Cloth Diapering: No. Whether its disposable or cloth, there is still an impact to the environment, and it will cost as much either way if I do disposable or if I do a delivery service and I'll still have to clean poo. Frankly, I'm going to be about convenience. Disposable all the way.

Homemade Food: Why the hell not? One, its a money saver, because all someone has to do is take a hand blender and mash up whatever everyone else is eating. Two, you control what's in the food. Three, it probably tastes better than jarred. Four, the baby will be more likely to eat your cooking when they actually move to solids, and be more accustomed to real world food.

Stay-at-home parenting: We're doing this because we figured out that we would have to put a direct deposit from the school where my husband works into a day care were he to continue working. Its purely economic.

Co-Sleeping: Baby will be in our room for space reasons for at least a year or two at the most. Baby will NOT be in our bed, because 1) I don't think its safe 2) My husband doesn't think its safe 3) There really isn't room for a third in our bed 4) We both don't think its healthy, and that it will form attachment for sleeping with mom and dad and it will be too difficult to get the kiddo into their own bed. In cultures where co-sleeping is the norm, chances are, there is little to no room for a baby to sleep anywhere else, and in some instances, safety away from mom and dad is probably a bigger issue.

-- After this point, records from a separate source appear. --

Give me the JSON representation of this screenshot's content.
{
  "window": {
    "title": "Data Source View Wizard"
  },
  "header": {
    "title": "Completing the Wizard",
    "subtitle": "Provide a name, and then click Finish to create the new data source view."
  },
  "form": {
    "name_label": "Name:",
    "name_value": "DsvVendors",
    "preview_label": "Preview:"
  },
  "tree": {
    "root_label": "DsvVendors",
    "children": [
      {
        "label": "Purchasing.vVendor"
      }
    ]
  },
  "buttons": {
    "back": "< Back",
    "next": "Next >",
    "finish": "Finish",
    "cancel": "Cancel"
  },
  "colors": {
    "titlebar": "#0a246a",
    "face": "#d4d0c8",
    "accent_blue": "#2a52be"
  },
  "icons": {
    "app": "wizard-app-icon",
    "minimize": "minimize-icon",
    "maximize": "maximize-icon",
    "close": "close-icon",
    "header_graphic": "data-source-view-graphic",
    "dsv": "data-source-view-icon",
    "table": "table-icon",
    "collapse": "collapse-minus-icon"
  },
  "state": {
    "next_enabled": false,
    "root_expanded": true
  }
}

Homeschooling (unschooling): We will likely be homeschooling. The public schools in our area are not very good, despite the teachers' and principals' best efforts. We don't have money for private school, and there aren't any charters close enough to us to give a whirl. I don't understand the concept of "unschooling" much except that it seems to put the child in charge of what the child will be learning. If you keep reading this blog, you will find out why I think that's a bad idea.

That's it for now. If you've made it this far, congrats. Next post will be my trigger/motivation for starting this blog.

Thursday, April 24, 2008

The Inaugural Post - For Not Crunchy

I have a Livejournal with a mix of public and friends only entries, and a couple of other blogs (one public, one private). I've found that through the internet, there has been a rise in "crunchy" "attachment parenting" styles.

If this works for you, fantastic. But, do not under any circumstance assume that someone who doesn't necessarily subscribe to all tenets of attachment parenting is stupid or unenlightened for not doing it the way you are.

The purpose of this blog is to observe, bring to light, and sometimes even snark women (and sometimes men!) who really think its their purpose in life to tell you what a bad parent you are for doing or NOT doing XYZ.

Next post: My background, and why I feel the need to vent.

Tuesday, April 8, 2008

Backdating - 4/8/08 - Update-y

So much has happened since the last time I posted.

On Christmas, we let the kid know that she had a little sibling on the way. She was excited.

In January, I made the terrible and hard decision to let my nearly 18 year old kitty go. Kidney failure is a bitch, and for cats, there's no coming back from it. I was also given a promotion that I'd been angling for, for over 6 months.

In February, we found out 1) That we're having a girl and 2) She was bigger than we expected, and my new due date is 6/16. I was also given yet another opportunity at work to transition to a team where I'd have a larger scope, and more chances to actually use the MBA I'm still paying for. I took that opportunity, and am now beginning the transition process.

In March, we purchased baby gear. Crib/changer combo and "travel system". Best friends purchased bedding and a breast pump. I also do NOT have Gestational Diabetes but I am slightly anemic. And very sadly, a friend's wife, who was due at the same time as me had their baby, and the baby did not make it. Words can not describe anything about how I feel about it, and I can't even begin to interpret how they feel.

So now its April, and I have yet to get into nesting mode, but my husband gave me a not so subtle reminder that I had a blog that I should update.